3 questions à… Lauren Bastide
Lauren Bastide, autrice de Présentes – Ville, médias, politique… Quelle place pour les femmes ? (Éd. Allary. Sortie le 3 septembre)
Causette : Dans votre livre, vous citez de nombreux chiffres sur l’invisibilisation des femmes. Lequel vous met le plus en colère ?
Lauren Bastide : Celui du Global Media Monitoring Project de 2015 qui dit qu’en France, les femmes n’ont que 24 % du temps de parole médiatique. En gros, les hommes sont trois fois plus présents ! J’attends la version 2020 de leur rapport, mais je doute que ça ait progressé. Pendant le confinement, le nombre de femmes expertes invitées sur les plateaux de télé a chuté.
Ce chiffre est connu de longue date, mais rien ne bouge. Pourquoi ?
L. B. : Parce que tout le monde s’en fout ! Il y a un gros manque de volonté politique. Et la très grande majorité des gens ne voit pas le problème.
On met en avant des contre-exemples afin de relativiser la situation. Or, non seulement les femmes ont beaucoup moins de place que les hommes, mais leur parole se limite souvent à du témoignage.
Leur voix est plus rare, moins qualifiée. Le savoir et l’expertise restent dévolus aux hommes.
Faut-il imposer des quotas ?
L. B. : Oui. L’idée de quotas ne colle pas avec la culture française, qui prône l’universalisme et l’égalité entre tout le monde.
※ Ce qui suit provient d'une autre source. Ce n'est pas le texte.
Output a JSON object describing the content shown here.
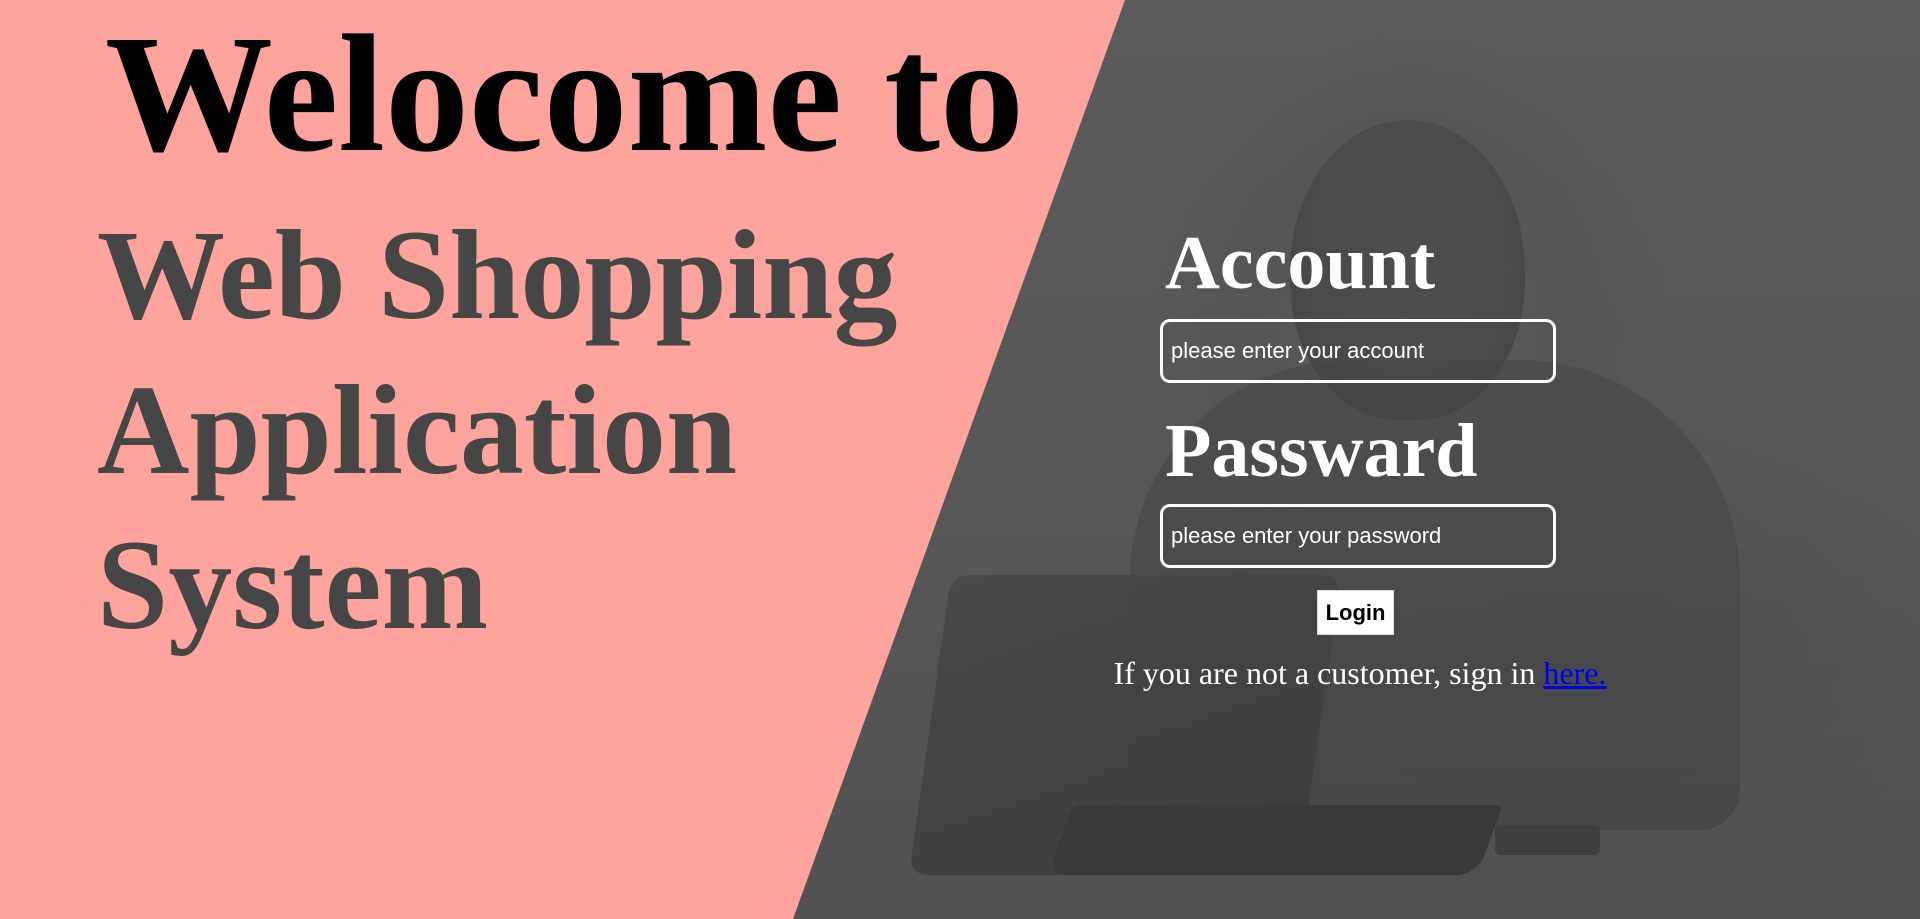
{
  "hero": {
    "line1": "Welocome to",
    "line2": "Web Shopping Application System"
  },
  "login": {
    "account_label": "Account",
    "account_placeholder": "please enter your account",
    "password_label": "Passward",
    "password_placeholder": "please enter your password",
    "login_button": "Login",
    "signup_text": "If you are not a customer, sign in",
    "signup_link": "here."
  },
  "colors": {
    "left_background": "#ffa39d",
    "right_overlay": "#555555",
    "hero_line1": "#000000",
    "hero_line2": "#464646",
    "form_text": "#ffffff",
    "link": "#0000ee"
  },
  "background_image": {
    "icon": "person-with-laptop-photo"
  }
}
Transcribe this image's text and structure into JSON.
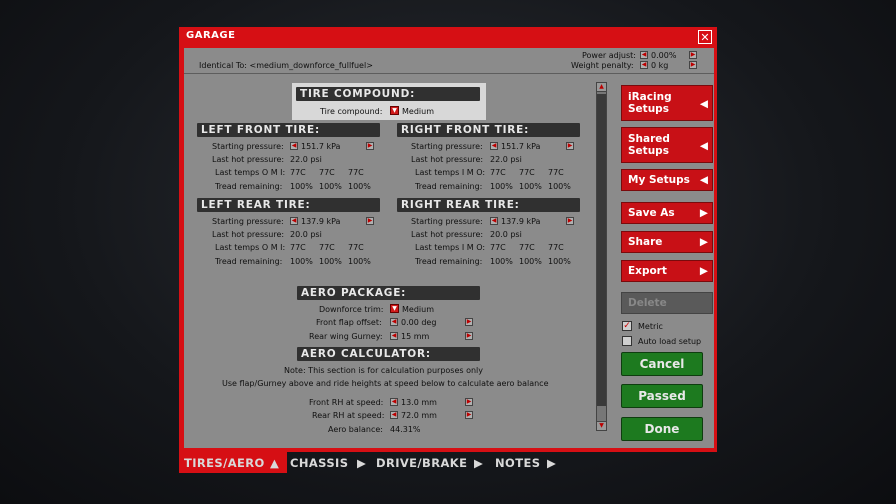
{
  "title": "GARAGE",
  "close_label": "✕",
  "identical_to": "Identical To: <medium_downforce_fullfuel>",
  "power_adjust": {
    "label": "Power adjust:",
    "value": "0.00%"
  },
  "weight_penalty": {
    "label": "Weight penalty:",
    "value": "0 kg"
  },
  "tire_compound": {
    "header": "TIRE COMPOUND:",
    "label": "Tire compound:",
    "value": "Medium"
  },
  "labels": {
    "starting_pressure": "Starting pressure:",
    "last_hot_pressure": "Last hot pressure:",
    "last_temps_omi": "Last temps O M I:",
    "last_temps_imo": "Last temps I M O:",
    "tread_remaining": "Tread remaining:"
  },
  "lf": {
    "header": "LEFT FRONT TIRE:",
    "start": "151.7 kPa",
    "hot": "22.0 psi",
    "temps": [
      "77C",
      "77C",
      "77C"
    ],
    "tread": [
      "100%",
      "100%",
      "100%"
    ]
  },
  "rf": {
    "header": "RIGHT FRONT TIRE:",
    "start": "151.7 kPa",
    "hot": "22.0 psi",
    "temps": [
      "77C",
      "77C",
      "77C"
    ],
    "tread": [
      "100%",
      "100%",
      "100%"
    ]
  },
  "lr": {
    "header": "LEFT REAR TIRE:",
    "start": "137.9 kPa",
    "hot": "20.0 psi",
    "temps": [
      "77C",
      "77C",
      "77C"
    ],
    "tread": [
      "100%",
      "100%",
      "100%"
    ]
  },
  "rr": {
    "header": "RIGHT REAR TIRE:",
    "start": "137.9 kPa",
    "hot": "20.0 psi",
    "temps": [
      "77C",
      "77C",
      "77C"
    ],
    "tread": [
      "100%",
      "100%",
      "100%"
    ]
  },
  "aero": {
    "header": "AERO PACKAGE:",
    "downforce_label": "Downforce trim:",
    "downforce_value": "Medium",
    "flap_label": "Front flap offset:",
    "flap_value": "0.00 deg",
    "gurney_label": "Rear wing Gurney:",
    "gurney_value": "15 mm"
  },
  "calc": {
    "header": "AERO CALCULATOR:",
    "note1": "Note: This section is for calculation purposes only",
    "note2": "Use flap/Gurney above and ride heights at speed below to calculate aero balance",
    "front_label": "Front RH at speed:",
    "front_value": "13.0 mm",
    "rear_label": "Rear RH at speed:",
    "rear_value": "72.0 mm",
    "balance_label": "Aero balance:",
    "balance_value": "44.31%"
  },
  "sidebar": {
    "iracing": [
      "iRacing",
      "Setups"
    ],
    "shared": [
      "Shared",
      "Setups"
    ],
    "my": "My Setups",
    "save_as": "Save As",
    "share": "Share",
    "export": "Export",
    "delete": "Delete",
    "metric": "Metric",
    "auto_load": "Auto load setup"
  },
  "buttons": {
    "cancel": "Cancel",
    "passed": "Passed",
    "done": "Done"
  },
  "tabs": [
    "TIRES/AERO",
    "CHASSIS",
    "DRIVE/BRAKE",
    "NOTES"
  ],
  "colors": {
    "accent": "#d60f14",
    "panel": "#8b8b8b",
    "header": "#303030",
    "green": "#1d7a1f"
  }
}
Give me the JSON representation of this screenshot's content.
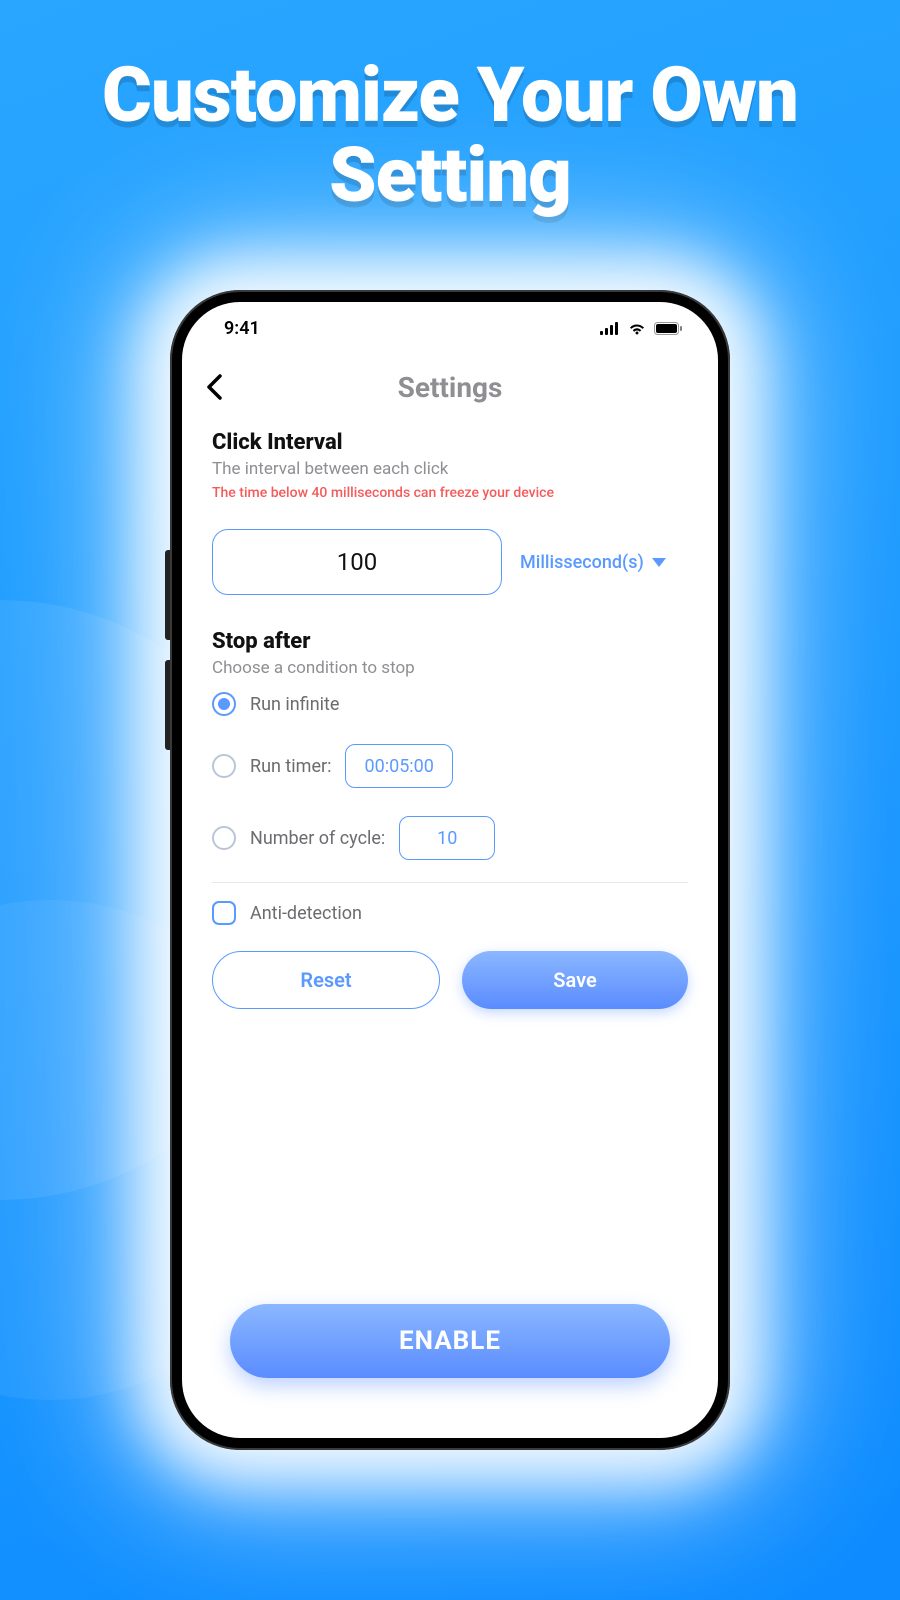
{
  "promo": {
    "headline": "Customize Your Own Setting"
  },
  "status": {
    "time": "9:41"
  },
  "nav": {
    "title": "Settings"
  },
  "interval": {
    "title": "Click Interval",
    "subtitle": "The interval between each click",
    "warning": "The time below 40 milliseconds can freeze your device",
    "value": "100",
    "unit": "Millissecond(s)"
  },
  "stop": {
    "title": "Stop after",
    "subtitle": "Choose a condition to stop",
    "options": {
      "infinite": "Run infinite",
      "timer_label": "Run timer:",
      "timer_value": "00:05:00",
      "cycle_label": "Number of cycle:",
      "cycle_value": "10"
    }
  },
  "anti_detection": {
    "label": "Anti-detection"
  },
  "buttons": {
    "reset": "Reset",
    "save": "Save",
    "enable": "ENABLE"
  }
}
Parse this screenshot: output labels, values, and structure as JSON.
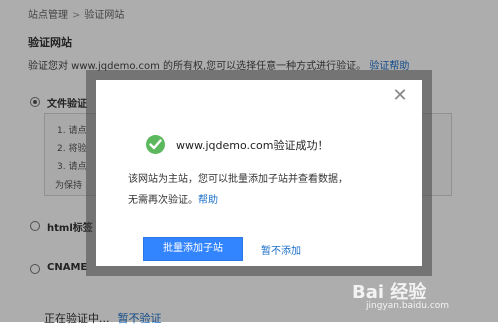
{
  "breadcrumb": {
    "parent": "站点管理",
    "separator": ">",
    "current": "验证网站"
  },
  "section_title": "验证网站",
  "description": {
    "text": "验证您对 www.jqdemo.com 的所有权,您可以选择任意一种方式进行验证。",
    "help_link": "验证帮助"
  },
  "options": [
    {
      "label": "文件验证",
      "selected": true
    },
    {
      "label": "html标签",
      "selected": false
    },
    {
      "label": "CNAME",
      "selected": false
    }
  ],
  "steps": [
    "1. 请点",
    "2. 将验",
    "3. 请点",
    "为保持"
  ],
  "footer": {
    "status": "正在验证中...",
    "cancel_link": "暂不验证"
  },
  "dialog": {
    "success_text": "www.jqdemo.com验证成功！",
    "line1": "该网站为主站，您可以批量添加子站并查看数据，",
    "line2": "无需再次验证。",
    "help_link": "帮助",
    "primary_button": "批量添加子站",
    "secondary_link": "暂不添加",
    "close_icon": "close-icon",
    "success_icon": "check-circle-icon",
    "success_color": "#5cb85c",
    "primary_color": "#3385ff"
  },
  "watermark": {
    "logo": "Bai 经验",
    "url": "jingyan.baidu.com"
  }
}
Mais si on ne se donne pas des objectifs chiffrés, rien n’avancera. Les femmes expertes sont là, il faut juste faire un petit effort pour renouveler les interlocutrices. Sinon on reste dans l’entre-soi masculin. Regardez chez France Télévisions où la direction a fixé la barre à 40 % de femmes expertes en plateau, contre 25 % auparavant. Les journalistes ont joué le jeu et ça fonctionne.